Most pubs’ finances had already been stretched due to the terrible trading conditions during the pandemic when pubs had to restrict customer numbers and sometimes close for extended periods. They hoped for a trading boom after the end of the lockdowns. However, people’s habits changed: drinking and dining at home and streaming shows are now part of the daily routine; younger adults are consuming less alcohol; people are increasingly meeting at coffee shops or parks instead of pubs.
Fewer customers than expected returned to the pubs after the pandemic. Some pubs offered discounts on food and drinks to increase footfall, but the sales volume changes seldom compensated for by the fall in margins. City pubs also failed to recover the ‘city lunchtime and after work trade’ because so many people continued to work from home several days each week.
Then came the cost-of-living crisis, which lowered household’s disposable income, reduced the average frequency that people visited the pub each month, and lowered the average customer spend. Pubs’ sales volumes fell at the worst possible time. The inflationary pressures in the pub industry became ferocious, particularly in respect of energy, food, and labour.

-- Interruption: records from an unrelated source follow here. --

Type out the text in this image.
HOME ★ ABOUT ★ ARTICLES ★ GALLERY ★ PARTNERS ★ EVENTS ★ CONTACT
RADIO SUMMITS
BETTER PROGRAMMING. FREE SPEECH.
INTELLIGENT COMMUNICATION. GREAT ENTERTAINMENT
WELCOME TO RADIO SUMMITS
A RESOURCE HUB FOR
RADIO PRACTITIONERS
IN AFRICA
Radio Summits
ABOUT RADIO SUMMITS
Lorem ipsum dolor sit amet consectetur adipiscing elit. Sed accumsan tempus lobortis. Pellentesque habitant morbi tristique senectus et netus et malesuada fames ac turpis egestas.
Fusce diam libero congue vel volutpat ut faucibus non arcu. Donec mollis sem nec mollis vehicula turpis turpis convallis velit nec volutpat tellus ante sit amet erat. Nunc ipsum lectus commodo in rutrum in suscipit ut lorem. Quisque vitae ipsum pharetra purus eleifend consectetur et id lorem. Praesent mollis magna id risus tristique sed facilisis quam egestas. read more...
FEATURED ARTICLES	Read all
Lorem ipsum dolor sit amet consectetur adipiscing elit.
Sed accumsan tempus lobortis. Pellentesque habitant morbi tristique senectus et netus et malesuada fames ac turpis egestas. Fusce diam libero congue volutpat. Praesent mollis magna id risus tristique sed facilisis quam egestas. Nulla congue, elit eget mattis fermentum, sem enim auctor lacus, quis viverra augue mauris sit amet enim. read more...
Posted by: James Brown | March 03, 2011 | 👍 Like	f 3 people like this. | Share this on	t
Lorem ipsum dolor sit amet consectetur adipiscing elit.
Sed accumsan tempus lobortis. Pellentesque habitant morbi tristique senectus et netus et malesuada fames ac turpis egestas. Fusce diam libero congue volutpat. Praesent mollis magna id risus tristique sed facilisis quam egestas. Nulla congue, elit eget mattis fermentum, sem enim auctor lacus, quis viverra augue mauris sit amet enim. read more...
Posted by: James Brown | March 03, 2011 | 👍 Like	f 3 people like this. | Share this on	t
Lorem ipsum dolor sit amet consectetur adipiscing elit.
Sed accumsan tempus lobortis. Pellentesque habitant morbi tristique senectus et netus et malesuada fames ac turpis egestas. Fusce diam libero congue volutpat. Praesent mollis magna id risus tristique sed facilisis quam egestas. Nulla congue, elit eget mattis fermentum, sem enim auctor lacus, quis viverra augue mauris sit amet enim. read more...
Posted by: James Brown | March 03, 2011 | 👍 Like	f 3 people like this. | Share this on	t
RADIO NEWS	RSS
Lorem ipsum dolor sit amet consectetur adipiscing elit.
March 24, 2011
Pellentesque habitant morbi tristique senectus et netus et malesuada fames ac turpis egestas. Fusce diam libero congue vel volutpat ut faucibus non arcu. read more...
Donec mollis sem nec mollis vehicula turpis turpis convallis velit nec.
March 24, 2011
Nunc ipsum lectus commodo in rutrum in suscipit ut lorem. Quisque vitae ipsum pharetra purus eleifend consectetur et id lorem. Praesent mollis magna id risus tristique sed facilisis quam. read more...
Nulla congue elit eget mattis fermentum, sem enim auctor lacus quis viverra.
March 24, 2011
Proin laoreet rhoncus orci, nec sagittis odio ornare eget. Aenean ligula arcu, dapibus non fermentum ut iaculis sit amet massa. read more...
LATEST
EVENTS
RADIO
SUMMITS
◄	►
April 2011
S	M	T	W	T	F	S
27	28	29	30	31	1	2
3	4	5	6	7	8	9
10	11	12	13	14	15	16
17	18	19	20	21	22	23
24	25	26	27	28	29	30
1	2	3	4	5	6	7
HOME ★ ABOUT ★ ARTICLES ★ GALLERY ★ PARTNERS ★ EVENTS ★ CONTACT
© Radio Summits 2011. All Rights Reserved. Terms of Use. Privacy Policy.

While the Government’s energy bill relief scheme offered £18 billion worth of discounts to all businesses between October 2022 and March 2023, its replacement from April 2023 offered £5.5 billion. Many pubs no longer qualify for this relief. It is estimated that an average pub losing this relief will need to increase its turnover by 11% just to breakeven. A lot of landlords are claiming this is not possible in the current climate. They are appealing to punters to support venues at this ‘make-or-break time’. They are asking the Government to take immediate action. They want higher energy bill relief; larger beer tax reductions; less regulation; business tax relief schemes to be extended beyond 2023. Otherwise, they claim that hundreds of big chain pubs will close, and over 6000 small, independent pubs will face financial catastrophe; many staff will lose their jobs; publicans will lose their homes. It is likely that thousands of traditional pubs pulling pints will be converted into offices, expensive houses, or flats- a sobering thought for those who believe pubs are the heart and soul of cities, towns, and villages. Last orders, anyone?